ECR image scanning not meaningful anymore

aws / aws-cdk

The AWS Cloud Development Kit is a framework for defining cloud infrastructure in code

https://aws.amazon.com/cdk

Apache License 2.0

11.67k stars 3.92k forks source link

ECR image scanning not meaningful anymore #6264

Open jogold opened 4 years ago

jogold commented 4 years ago

:question: General Issue

The Question

Since all ECR assets are now pushed to a single ECR repository with image tags based on the source hash of the docker asset, it becomes very hard to analyze vulnerabilities found by ECR image scanning.

See screenshot:

Could this be solved with additional meaningful tags?

Environment

CDK CLI Version: >= 1.22.0
Module Version: >= 1.22.0
OS: all
Language: all

MrArnoldPalmer commented 4 years ago

@jogold Does any particular tagging strategy come to mind? I would have to dig more into how image scanning runs currently.

jogold commented 4 years ago

Something that gives more context, the path or uniqueId of the node where the asset is added to the stack. If an asset is used in multiple stacks it will get multiple tags.

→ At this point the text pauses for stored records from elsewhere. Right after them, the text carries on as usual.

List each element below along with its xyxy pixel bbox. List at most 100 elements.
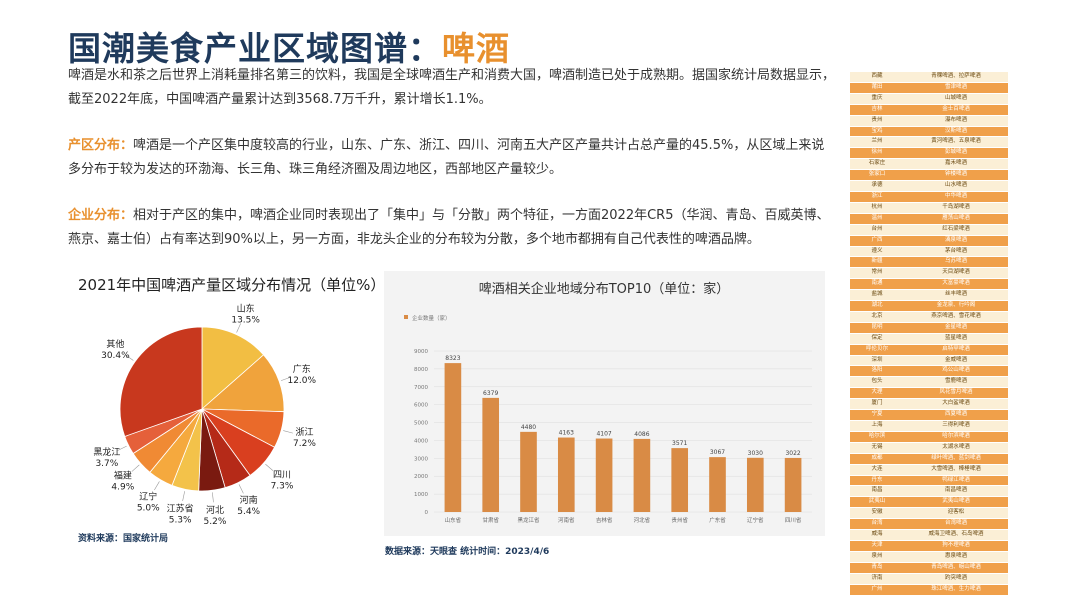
table-cell-city: 杭州 xyxy=(850,202,904,214)
x-tick-label: 河南省 xyxy=(558,516,575,524)
table-cell-city: 哈尔滨 xyxy=(850,431,904,443)
x-tick-label: 山东省 xyxy=(445,516,462,524)
bar-value-label: 4107 xyxy=(596,431,611,438)
table-cell-brand: 金士百啤酒 xyxy=(904,104,1008,116)
table-cell-brand: 钟楼啤酒 xyxy=(904,169,1008,182)
pie-slice-label: 河北 xyxy=(206,504,224,516)
table-cell-city: 湖北 xyxy=(850,300,904,312)
bar-9 xyxy=(784,457,802,512)
table-cell-brand: 鸭绿江啤酒 xyxy=(904,475,1008,487)
bar-value-label: 3067 xyxy=(710,449,725,456)
bar-value-label: 8323 xyxy=(445,355,460,362)
table-row: 北京 燕京啤酒、雪花啤酒 xyxy=(850,311,1008,323)
x-tick-label: 贵州省 xyxy=(671,516,688,524)
table-cell-city: 泉州 xyxy=(850,551,904,563)
region-paragraph: 产区分布：啤酒是一个产区集中度较高的行业，山东、广东、浙江、四川、河南五大产区产… xyxy=(68,134,836,182)
table-cell-brand: 风花雪月啤酒 xyxy=(904,387,1008,400)
table-cell-brand: 山水啤酒 xyxy=(904,180,1008,192)
bar-4 xyxy=(595,438,613,512)
pie-slice-value: 12.0% xyxy=(287,376,316,386)
pie-leader-line xyxy=(211,492,214,503)
table-row: 大理 风花雪月啤酒 xyxy=(850,387,1008,400)
pie-slice-value: 5.2% xyxy=(204,517,227,527)
table-row: 温州 雁荡山啤酒 xyxy=(850,213,1008,225)
y-tick-label: 1000 xyxy=(414,492,428,498)
bar-7 xyxy=(709,457,726,512)
bar-1 xyxy=(482,397,500,512)
table-cell-brand: 燕京啤酒、雪花啤酒 xyxy=(904,311,1008,323)
table-row: 洛阳 鸡公山啤酒 xyxy=(850,365,1008,378)
pie-slice-value: 13.5% xyxy=(231,315,260,325)
x-tick-label: 广东省 xyxy=(709,516,726,524)
table-cell-brand: 青稞啤酒、拉萨啤酒 xyxy=(904,72,1008,83)
pie-slice-1 xyxy=(200,354,285,413)
intro-paragraph: 啤酒是水和茶之后世界上消耗量排名第三的饮料，我国是全球啤酒生产和消费大国，啤酒制… xyxy=(68,68,836,107)
table-cell-city: 西藏 xyxy=(850,72,904,83)
pie-leader-line xyxy=(125,354,134,361)
table-cell-brand: 台湾啤酒 xyxy=(904,518,1008,531)
table-row: 昆明 金星啤酒 xyxy=(850,322,1008,334)
y-tick-label: 7000 xyxy=(414,385,428,391)
table-cell-brand: 雪津啤酒 xyxy=(904,82,1008,94)
table-cell-brand: 彭城啤酒 xyxy=(904,147,1008,160)
table-row: 常州 天目湖啤酒 xyxy=(850,267,1008,280)
table-row: 泉州 惠泉啤酒 xyxy=(850,551,1008,563)
table-row: 徐州 彭城啤酒 xyxy=(850,147,1008,160)
table-cell-brand: 金龙泉、行吟阁 xyxy=(904,300,1008,312)
table-row: 济南 趵突啤酒 xyxy=(850,573,1008,585)
y-tick-label: 9000 xyxy=(414,349,428,355)
table-row: 成都 绿叶啤酒、蓝剑啤酒 xyxy=(850,453,1008,465)
pie-leader-line xyxy=(236,323,241,333)
pie-slice-0 xyxy=(201,326,265,410)
table-cell-city: 武夷山 xyxy=(850,496,904,509)
bar-value-label: 4163 xyxy=(559,430,574,437)
table-cell-brand: 山城啤酒 xyxy=(904,93,1008,105)
bar-chart-panel: 啤酒相关企业地域分布TOP10（单位：家） 企业数量（家） 0 1000 2000 3… xyxy=(384,271,825,536)
table-cell-brand: 千岛湖啤酒 xyxy=(904,202,1008,214)
x-tick-label: 河北省 xyxy=(634,516,651,524)
y-tick-label: 4000 xyxy=(414,438,428,444)
page-title: 国潮美食产业区域图谱：啤酒 xyxy=(68,22,510,70)
bar-3 xyxy=(557,437,575,512)
table-cell-brand: 三得利啤酒 xyxy=(904,420,1008,432)
pie-slice-value: 5.3% xyxy=(169,516,192,526)
table-cell-city: 包头 xyxy=(850,376,904,389)
table-cell-brand: 中华啤酒 xyxy=(904,191,1008,203)
table-cell-brand: 金星啤酒 xyxy=(904,322,1008,334)
table-row: 宝鸡 汉斯啤酒 xyxy=(850,126,1008,138)
table-cell-city: 重庆 xyxy=(850,93,904,105)
table-cell-brand: 哈尔滨啤酒 xyxy=(904,431,1008,443)
table-cell-brand: 惠泉啤酒 xyxy=(904,551,1008,563)
bar-5 xyxy=(633,438,651,512)
table-row: 杭州 千岛湖啤酒 xyxy=(850,202,1008,214)
pie-slice-value: 5.4% xyxy=(237,507,260,517)
table-cell-city: 兰州 xyxy=(850,136,904,149)
bar-6 xyxy=(671,448,689,512)
pie-slice-value: 7.3% xyxy=(271,482,294,492)
bar-value-label: 4086 xyxy=(634,431,649,438)
pie-leader-line xyxy=(238,484,244,494)
table-row: 青岛 青岛啤酒、崂山啤酒 xyxy=(850,562,1008,574)
table-cell-city: 济南 xyxy=(850,573,904,585)
y-tick-label: 0 xyxy=(425,510,429,516)
x-tick-label: 辽宁省 xyxy=(747,516,764,524)
table-row: 承德 山水啤酒 xyxy=(850,180,1008,192)
table-row: 广西 漓泉啤酒 xyxy=(850,235,1008,247)
x-tick-label: 四川省 xyxy=(785,516,802,524)
table-cell-brand: 太湖水啤酒 xyxy=(904,442,1008,454)
bar-2 xyxy=(520,431,537,512)
table-row: 深圳 金威啤酒 xyxy=(850,355,1008,367)
table-row: 安徽 迎客松 xyxy=(850,507,1008,520)
table-cell-city: 石家庄 xyxy=(850,158,904,171)
table-cell-brand: 青岛啤酒、崂山啤酒 xyxy=(904,562,1008,574)
table-row: 南昌 南昌啤酒 xyxy=(850,485,1008,498)
pie-slice-label: 浙江 xyxy=(295,426,313,438)
table-row: 吉林 金士百啤酒 xyxy=(850,104,1008,116)
table-cell-brand: 迎客松 xyxy=(904,507,1008,520)
table-row: 宁夏 西夏啤酒 xyxy=(850,409,1008,421)
table-row: 石家庄 嘉禾啤酒 xyxy=(850,158,1008,171)
table-cell-brand: 西夏啤酒 xyxy=(904,409,1008,421)
pie-source: 资料来源：国家统计局 xyxy=(78,534,169,544)
table-cell-city: 新疆 xyxy=(850,256,904,269)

This requires a change in the current docker logic because even if the image (based on the source hash) already exists we still have to push tags. If build is skipped this means pulling, tagging and pushing back.

Over time when the source hash changes (updated image/docker context), those "contextual" tags will move from one image to another. This could be a solution to quickly identify unused image that should be cleaned up.

hoegertn commented 4 years ago

Is there any progress on this topic? What about one prefix per CDK app? So with one app we can reuse images and the bundling changes do not need to happen but we still know where the image came from. At least the app we need to look into.

github-actions[bot] commented 2 years ago

This issue has not received any attention in 1 year. If you want to keep this issue open, please leave a comment below and auto-close will be canceled.

jogold commented 2 years ago

Still relevant

damnhandy commented 1 year ago

This is still relevant. But it's not limited to just ECR image scanning, but even other container scanning tools as well. There is a lot wrong by dumping every container into a single ECR repo. In our case, not only is it vuln scanning, but lifecycle policy as well. If you have 10 different images in your CDK app and only 1 image goes out of compliance, the entire assets repo gets flagged causing far more problems than you'd think.